Consider, for example, this claim:

But the leading official voices for free trade today are the same people who have authored and championed bailouts for our banks and manufacturers and frenetic spending to prop up our companies. Also, today’s free trade evangelists regularly trample on the notion of free trade by backing subsidies for manufacturers and exporters.

For instance, newly confirmed Commerce secretary Gary Locke, during his two terms as Washington State governor, was very close to Boeing and Microsoft. In 2003, he pushed through a $3.2 billion package of special tax breaks for Boeing. More to the point, he heads an agency that spends taxpayer dollars to support American companies. Nevertheless, Locke has long espoused “free trade.”

If by “official voices” the author means the voices of government officials, then I agree — but no  sensible person this side of toddlerhood takes any statements of government officials to be the definitive arguments in favor of serious principles.  Government officials, by their very nature — or, by the very nature of the occupations they choose to pursue — are duplicitous, unprincipled, and untrustworthy representatives of any principles other than those of getting, maintaining, and strengthening their own power and tawdry glory.

The truest and best spokesmen for free trade are not any politicians you can name but, rather, scholars such as Leland Yeager, Jagdish Bhagwati, Doug Irwin, Johan Norberg, Martin Wolf, Dan Griswold, and the Cafe’s own Russ Roberts.

To find a modern politician who bleats his or her support for free trade and then to be be shocked! when that politician reveals himself or herself to be inconsistent in his or her views — or to be shocked! when he or she expresses positions at odds with the underlying principles upon which the most solid case for free trade rests — is a child’s game.  Such inconsistency is par for the course for politicians.  Such rogues ought never be represented as being the best champions (or even respectable champions) of any sound economic or ethical proposition.

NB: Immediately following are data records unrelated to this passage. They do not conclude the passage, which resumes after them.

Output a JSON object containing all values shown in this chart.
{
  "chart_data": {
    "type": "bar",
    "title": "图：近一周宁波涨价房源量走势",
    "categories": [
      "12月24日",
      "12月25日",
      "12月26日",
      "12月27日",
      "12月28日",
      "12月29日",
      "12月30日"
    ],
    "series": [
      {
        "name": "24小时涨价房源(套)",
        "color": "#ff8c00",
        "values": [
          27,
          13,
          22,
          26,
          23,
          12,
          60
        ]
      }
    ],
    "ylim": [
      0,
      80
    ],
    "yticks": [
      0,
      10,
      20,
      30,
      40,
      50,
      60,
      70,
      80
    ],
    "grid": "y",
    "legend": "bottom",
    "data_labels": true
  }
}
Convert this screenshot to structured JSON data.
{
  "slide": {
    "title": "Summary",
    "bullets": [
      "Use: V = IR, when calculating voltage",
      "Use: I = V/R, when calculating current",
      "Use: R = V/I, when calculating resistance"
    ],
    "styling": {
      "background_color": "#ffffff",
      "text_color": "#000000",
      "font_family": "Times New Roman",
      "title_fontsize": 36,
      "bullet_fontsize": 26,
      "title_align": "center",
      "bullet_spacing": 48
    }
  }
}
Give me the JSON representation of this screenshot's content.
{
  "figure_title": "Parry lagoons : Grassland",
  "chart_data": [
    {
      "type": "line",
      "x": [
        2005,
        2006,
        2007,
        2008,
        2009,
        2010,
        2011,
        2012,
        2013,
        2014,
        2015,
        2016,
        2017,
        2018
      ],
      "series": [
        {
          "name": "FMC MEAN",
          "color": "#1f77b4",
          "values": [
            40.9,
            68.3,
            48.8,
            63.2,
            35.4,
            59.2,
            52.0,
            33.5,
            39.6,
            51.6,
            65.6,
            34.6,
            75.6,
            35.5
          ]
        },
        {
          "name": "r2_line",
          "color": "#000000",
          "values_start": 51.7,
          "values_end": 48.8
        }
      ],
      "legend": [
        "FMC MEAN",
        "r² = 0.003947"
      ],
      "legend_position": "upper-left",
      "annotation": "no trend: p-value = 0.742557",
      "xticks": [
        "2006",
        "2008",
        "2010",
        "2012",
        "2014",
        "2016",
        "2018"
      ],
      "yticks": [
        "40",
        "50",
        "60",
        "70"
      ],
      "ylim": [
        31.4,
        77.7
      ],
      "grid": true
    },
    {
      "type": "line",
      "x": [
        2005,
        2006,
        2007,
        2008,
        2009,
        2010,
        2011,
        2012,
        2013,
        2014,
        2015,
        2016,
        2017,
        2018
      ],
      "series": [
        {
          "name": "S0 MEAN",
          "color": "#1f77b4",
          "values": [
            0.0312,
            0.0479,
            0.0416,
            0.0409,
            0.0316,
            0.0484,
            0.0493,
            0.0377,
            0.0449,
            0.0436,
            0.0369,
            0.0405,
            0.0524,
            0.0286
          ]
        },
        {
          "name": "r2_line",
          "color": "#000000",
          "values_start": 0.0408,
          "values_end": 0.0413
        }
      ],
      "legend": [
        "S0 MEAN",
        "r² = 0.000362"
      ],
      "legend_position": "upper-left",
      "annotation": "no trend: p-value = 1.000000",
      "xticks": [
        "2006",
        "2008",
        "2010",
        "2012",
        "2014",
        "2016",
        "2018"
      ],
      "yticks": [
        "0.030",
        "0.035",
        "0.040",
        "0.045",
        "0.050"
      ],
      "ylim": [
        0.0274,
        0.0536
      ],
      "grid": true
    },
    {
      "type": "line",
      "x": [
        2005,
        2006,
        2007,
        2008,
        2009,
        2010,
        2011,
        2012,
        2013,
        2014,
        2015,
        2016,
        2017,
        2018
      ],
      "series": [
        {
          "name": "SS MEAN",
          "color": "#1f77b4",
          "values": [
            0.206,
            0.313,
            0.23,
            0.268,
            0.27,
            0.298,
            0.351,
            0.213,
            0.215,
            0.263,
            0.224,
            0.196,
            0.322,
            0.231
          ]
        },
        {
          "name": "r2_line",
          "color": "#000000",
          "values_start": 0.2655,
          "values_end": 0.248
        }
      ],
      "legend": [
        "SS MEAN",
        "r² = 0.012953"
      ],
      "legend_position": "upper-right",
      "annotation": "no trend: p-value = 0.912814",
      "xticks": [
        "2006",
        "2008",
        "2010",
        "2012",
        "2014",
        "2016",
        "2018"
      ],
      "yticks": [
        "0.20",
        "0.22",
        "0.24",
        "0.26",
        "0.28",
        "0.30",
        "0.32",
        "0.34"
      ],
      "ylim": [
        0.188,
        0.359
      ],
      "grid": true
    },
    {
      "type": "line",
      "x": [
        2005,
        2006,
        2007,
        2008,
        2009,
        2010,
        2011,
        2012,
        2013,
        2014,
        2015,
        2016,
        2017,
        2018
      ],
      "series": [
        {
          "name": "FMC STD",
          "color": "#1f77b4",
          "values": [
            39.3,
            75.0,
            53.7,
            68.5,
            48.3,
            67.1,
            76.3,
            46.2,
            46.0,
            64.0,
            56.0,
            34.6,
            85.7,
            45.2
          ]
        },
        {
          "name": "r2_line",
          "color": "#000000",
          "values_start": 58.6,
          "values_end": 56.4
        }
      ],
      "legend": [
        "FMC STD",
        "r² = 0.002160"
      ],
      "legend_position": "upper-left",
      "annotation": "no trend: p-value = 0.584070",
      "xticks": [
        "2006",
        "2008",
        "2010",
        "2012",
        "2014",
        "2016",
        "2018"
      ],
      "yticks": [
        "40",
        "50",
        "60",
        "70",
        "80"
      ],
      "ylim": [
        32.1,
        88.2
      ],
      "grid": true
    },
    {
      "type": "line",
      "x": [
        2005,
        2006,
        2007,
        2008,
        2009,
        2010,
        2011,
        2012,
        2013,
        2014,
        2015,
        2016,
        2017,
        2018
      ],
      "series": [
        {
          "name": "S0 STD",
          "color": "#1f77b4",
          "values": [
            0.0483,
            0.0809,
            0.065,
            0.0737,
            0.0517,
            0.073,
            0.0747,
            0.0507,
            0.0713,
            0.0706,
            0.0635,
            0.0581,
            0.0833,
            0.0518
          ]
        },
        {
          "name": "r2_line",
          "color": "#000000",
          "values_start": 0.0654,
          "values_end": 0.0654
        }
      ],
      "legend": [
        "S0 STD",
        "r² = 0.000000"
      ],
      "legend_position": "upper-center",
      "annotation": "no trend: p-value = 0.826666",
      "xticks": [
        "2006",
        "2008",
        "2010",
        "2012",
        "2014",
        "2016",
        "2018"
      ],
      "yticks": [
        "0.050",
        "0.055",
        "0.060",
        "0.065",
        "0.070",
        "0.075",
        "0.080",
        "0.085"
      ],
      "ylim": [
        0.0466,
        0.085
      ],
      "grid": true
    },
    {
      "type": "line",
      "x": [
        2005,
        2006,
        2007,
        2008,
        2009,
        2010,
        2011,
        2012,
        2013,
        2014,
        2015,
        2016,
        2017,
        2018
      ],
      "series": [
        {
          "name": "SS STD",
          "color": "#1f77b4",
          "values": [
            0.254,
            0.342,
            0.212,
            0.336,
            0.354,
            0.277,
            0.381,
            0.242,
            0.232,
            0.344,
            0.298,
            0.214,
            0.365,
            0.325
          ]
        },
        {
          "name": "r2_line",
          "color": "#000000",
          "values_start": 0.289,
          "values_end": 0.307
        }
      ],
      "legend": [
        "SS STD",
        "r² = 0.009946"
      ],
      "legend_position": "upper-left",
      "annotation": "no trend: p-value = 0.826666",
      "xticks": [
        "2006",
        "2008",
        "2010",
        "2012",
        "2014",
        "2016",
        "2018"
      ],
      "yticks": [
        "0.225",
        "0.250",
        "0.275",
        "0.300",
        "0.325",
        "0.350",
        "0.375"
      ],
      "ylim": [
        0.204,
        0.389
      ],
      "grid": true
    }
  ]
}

To hold up members of the political class as offering the best arguments for free trade is akin to holding up a newly married Hollywood hunk and his drop-dead gorgeous new actress-bride as the foremost champions of monogamy and marital bliss.  Maybe they were serious when they pledged publicly to each other “til death do us part,” but surely when Mr. Hunk and Ms. Hubahubahuba divorce one year from now, no one will point to their divorce as evidence that the case for marriage is wanting.
I’ll say more in a follow-up post about this irritatingly disingenuous blog-post purporting to expose weaknesses in the case for free trade.